Motocultor Festival Le "gonflement" des cachets dû notamment à la chute de la vente des disques peut-il mettre en péril un festival comme le vôtre ? Quelle est la part du budget du festival attachée à la programmation ? Est-ce que le festival est en bonne santé financière ?
La part du budget artistique devient de plus en plus important. C'est plus du tiers du budget. Pour continuer, nous avons du augmenter le prix du billet. Le festival a connu une année difficile en 2022. La reprise post-COVID des concerts a été rude l'an dernier. Pour 2023, nous retrouvons un rythme normal des ventes billetterie.

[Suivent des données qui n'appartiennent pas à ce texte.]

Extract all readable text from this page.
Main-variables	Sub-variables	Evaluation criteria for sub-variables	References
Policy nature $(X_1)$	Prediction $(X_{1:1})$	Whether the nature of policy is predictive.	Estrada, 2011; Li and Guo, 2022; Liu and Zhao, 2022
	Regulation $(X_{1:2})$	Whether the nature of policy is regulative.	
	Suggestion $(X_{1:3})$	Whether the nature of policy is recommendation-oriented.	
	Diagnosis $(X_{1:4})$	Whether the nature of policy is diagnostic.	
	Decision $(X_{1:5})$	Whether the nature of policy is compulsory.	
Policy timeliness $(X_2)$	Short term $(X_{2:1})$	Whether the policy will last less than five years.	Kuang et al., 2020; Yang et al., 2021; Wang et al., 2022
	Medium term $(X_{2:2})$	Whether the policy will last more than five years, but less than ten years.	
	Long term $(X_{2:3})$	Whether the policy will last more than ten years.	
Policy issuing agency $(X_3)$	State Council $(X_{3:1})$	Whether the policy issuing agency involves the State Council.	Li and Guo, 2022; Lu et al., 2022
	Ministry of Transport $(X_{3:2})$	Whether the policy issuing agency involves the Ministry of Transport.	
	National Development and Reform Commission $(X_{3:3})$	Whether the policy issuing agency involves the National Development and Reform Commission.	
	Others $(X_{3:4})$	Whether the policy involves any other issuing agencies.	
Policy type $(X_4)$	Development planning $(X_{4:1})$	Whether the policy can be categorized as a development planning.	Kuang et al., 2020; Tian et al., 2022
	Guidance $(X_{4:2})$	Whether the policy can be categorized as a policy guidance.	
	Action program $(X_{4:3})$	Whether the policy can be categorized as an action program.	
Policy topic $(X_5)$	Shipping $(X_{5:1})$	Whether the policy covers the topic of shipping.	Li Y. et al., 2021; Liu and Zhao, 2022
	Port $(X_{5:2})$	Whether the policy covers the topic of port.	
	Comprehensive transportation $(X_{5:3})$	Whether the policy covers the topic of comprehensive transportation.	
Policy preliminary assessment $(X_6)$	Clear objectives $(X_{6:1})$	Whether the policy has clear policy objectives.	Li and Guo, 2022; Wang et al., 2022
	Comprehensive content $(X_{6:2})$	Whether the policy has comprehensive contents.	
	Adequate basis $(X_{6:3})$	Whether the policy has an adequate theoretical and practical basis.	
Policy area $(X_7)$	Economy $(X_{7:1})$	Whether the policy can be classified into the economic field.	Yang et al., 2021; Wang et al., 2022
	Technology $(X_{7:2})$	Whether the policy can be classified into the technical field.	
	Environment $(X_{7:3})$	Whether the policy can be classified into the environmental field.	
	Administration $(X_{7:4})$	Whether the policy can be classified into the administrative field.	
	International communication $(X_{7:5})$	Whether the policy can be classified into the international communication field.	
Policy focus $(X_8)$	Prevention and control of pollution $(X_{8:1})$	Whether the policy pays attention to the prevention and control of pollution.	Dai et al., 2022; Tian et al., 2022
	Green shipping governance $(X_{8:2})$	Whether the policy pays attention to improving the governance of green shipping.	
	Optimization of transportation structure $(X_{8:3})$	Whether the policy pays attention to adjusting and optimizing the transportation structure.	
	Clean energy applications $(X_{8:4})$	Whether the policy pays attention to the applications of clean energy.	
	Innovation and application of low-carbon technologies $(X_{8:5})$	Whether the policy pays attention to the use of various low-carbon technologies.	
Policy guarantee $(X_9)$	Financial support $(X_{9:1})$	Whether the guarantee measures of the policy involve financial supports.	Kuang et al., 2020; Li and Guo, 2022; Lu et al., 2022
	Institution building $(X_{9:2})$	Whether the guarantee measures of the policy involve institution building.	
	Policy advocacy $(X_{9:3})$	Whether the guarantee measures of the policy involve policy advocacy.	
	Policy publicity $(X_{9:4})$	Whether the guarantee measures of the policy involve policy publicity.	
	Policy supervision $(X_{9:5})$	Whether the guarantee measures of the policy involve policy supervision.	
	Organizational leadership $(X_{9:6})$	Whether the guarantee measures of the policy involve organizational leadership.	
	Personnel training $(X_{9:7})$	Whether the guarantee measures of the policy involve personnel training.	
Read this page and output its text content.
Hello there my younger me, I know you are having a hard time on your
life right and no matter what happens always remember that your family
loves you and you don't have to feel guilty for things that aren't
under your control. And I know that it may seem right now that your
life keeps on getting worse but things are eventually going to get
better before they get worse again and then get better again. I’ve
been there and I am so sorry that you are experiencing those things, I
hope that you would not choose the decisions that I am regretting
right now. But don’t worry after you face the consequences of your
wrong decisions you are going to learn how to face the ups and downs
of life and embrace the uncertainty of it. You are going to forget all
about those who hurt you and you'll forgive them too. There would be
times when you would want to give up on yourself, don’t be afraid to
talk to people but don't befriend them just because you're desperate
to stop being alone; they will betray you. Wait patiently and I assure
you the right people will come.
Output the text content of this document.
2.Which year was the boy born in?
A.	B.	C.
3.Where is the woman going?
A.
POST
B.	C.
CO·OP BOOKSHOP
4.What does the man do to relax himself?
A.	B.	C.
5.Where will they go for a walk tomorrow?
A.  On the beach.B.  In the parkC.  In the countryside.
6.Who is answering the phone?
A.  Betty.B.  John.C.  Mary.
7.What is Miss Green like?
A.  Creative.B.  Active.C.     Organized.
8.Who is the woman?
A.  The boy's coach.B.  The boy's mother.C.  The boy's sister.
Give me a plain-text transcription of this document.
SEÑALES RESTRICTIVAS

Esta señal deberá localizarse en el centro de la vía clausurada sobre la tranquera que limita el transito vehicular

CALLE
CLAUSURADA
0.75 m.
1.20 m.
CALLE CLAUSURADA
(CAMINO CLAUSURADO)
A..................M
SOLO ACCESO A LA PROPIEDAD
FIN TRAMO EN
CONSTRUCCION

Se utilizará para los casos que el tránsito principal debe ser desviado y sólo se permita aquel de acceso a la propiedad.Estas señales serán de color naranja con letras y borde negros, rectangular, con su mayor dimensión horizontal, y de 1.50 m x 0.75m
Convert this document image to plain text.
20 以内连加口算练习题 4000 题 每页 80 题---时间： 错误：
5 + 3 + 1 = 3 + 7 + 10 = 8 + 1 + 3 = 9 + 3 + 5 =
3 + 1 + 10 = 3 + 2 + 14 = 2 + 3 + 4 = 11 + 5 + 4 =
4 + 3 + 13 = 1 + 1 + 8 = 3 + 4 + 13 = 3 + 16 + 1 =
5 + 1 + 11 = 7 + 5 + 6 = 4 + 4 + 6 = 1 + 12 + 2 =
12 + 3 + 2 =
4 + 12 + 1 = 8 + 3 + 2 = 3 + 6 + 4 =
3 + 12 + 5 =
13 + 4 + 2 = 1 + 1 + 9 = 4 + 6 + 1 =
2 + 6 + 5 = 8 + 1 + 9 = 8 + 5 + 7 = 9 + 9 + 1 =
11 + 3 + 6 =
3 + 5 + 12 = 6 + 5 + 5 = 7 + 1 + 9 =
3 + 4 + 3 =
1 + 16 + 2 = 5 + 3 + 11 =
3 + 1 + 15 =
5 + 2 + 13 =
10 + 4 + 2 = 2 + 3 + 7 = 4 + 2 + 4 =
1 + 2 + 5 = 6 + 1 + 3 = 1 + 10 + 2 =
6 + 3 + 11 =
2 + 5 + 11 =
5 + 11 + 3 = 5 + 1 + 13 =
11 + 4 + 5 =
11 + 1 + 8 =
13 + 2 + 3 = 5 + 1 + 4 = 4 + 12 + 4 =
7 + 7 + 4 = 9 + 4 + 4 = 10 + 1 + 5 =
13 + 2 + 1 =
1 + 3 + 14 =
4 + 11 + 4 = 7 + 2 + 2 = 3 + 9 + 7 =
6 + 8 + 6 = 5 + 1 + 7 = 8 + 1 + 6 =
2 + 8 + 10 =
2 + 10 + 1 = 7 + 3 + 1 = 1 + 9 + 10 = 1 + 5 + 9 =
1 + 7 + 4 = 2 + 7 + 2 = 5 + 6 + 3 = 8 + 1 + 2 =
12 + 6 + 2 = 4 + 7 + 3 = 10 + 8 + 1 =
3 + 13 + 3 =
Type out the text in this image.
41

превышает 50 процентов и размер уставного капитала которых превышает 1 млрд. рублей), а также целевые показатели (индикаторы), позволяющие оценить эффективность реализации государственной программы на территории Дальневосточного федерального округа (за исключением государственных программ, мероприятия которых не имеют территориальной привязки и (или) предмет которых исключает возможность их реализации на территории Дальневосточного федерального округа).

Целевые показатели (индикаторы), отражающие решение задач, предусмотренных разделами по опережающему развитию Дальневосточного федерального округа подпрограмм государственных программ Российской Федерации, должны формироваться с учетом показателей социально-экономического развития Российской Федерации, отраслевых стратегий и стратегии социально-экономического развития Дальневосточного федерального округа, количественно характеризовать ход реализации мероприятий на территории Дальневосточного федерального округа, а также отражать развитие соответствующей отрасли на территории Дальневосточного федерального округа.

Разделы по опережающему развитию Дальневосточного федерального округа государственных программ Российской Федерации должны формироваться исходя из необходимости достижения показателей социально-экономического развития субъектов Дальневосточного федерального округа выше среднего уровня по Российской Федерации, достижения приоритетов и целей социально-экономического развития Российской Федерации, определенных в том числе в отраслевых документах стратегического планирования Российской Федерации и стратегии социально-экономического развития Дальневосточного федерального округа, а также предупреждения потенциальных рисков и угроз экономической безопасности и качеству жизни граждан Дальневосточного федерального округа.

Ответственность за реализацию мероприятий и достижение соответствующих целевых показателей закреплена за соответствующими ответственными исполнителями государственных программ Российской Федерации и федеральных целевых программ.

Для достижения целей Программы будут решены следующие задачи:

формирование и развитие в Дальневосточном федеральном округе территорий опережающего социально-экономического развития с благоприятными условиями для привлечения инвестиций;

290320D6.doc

Les années précédentes, une journée "spéciale" ouvrait le festival, ce qui ne semble pas être le cas cette année, alors que le festival passe à quatre scènes. Une explication particulière à ce sujet ?
Nous n'avons pas trouvé de tête d'affiche pour le jeudi nous permettant de donner une couleur à cette journée d'ouverture. Cependant, la journée est très large dans les styles et nous proposons du rock avec Royal Republic, du hard rock avec les Australiens de Wolfmother. La prog du jeudi cette année fonctionne bien pour les pass 4 jours. La vente des pass 3 jours a quasiment disparue.

As-tu en tête des petits groupes que vous avez programmé il y a longtemps et qui maintenant sont devenus importants dans le monde du metal ?
Behemoth et Kreator, qui pourraient presque être tête d'affiche au Helffest. Je crois qu'on a été l'un des premiers en France à programmer en festival Carpenter Brut, Jinger, Lord Of The Lost, Bloodywood et Electric Callboy. Ces groupes grandissent très vite. La scène metal continue à se renouveler.

Qu'y a t-il encore à améliorer selon toi au niveau de toute l'organisation du festival ? Il est souvent évoqué une demande d'amélioration de la partie restauration par exemple...
Pour la restauration, il y a eu de grands changements l'an dernier et les files d'attente ont disparu. On va rester sur la même formule en 2023. Pour cette année, nous allons proposer des casiers (lockers), ce qui permettra à nos festivaliers de mettre en sécurité leurs affaires sensibles. Nos priorités seront aussi d'améliorer l'éclairage public, la signalétique et le nettoyage de l'ensemble des sanitaires.

Est-ce que tu penses qu'il y a un regain d'intérêt pour la musique rock et metal en France ?
Depuis, le COVID et avec le déménagement à Carhaix, je n'ai pas pris le recul pour réfléchir à cela avec profondeur. La scène metal se renouvelle un peu, mais pas suffisamment. Le public des festivals metal vieillit, selon les statistiques de nombreux sondages publics. Pour son avenir, il faudrait beaucoup plus de nouveaux groupes qui percent.

J'ai évoqué le Hellfest tout à l'heure, est-ce que son existence à apporté du positif ou du négatif au Motocultor ? On pourrait facilement imaginer que les festivaliers qui n'ont pas pu se procurer de pass au Hellfest se dirigent vers le Motocultor...
Le Hellfest n'apporte que du positif pour la scène metal. On entend des gens dire qu'ils ne veulent plus aller au Hellfest mais ils vendent leur place en moins d'une heure. Il n'y a pas de basculement de public vers nous. 2022 et 2023 fait à peine plus de monde que l'édition 2019, alors que la programmation est plus ambitieuse.

Quel est ton agenda annuel, une fois qu'une édition du Motocultor est terminée ? Quand commence le booking des groupes, la recherche de partenaires, la promo, etc... ?
Le booking des groupes commence 16 mois avant les dates d'une édition. La recherche de partenaire se fait dès maintenant pour l'an prochain. Une fois le festival terminé, il y a les bilans à faire et, en même temps, il faut démarrer fort la promo car tous les festivals européens de metal communiquent dès début septembre pour l'été suivant.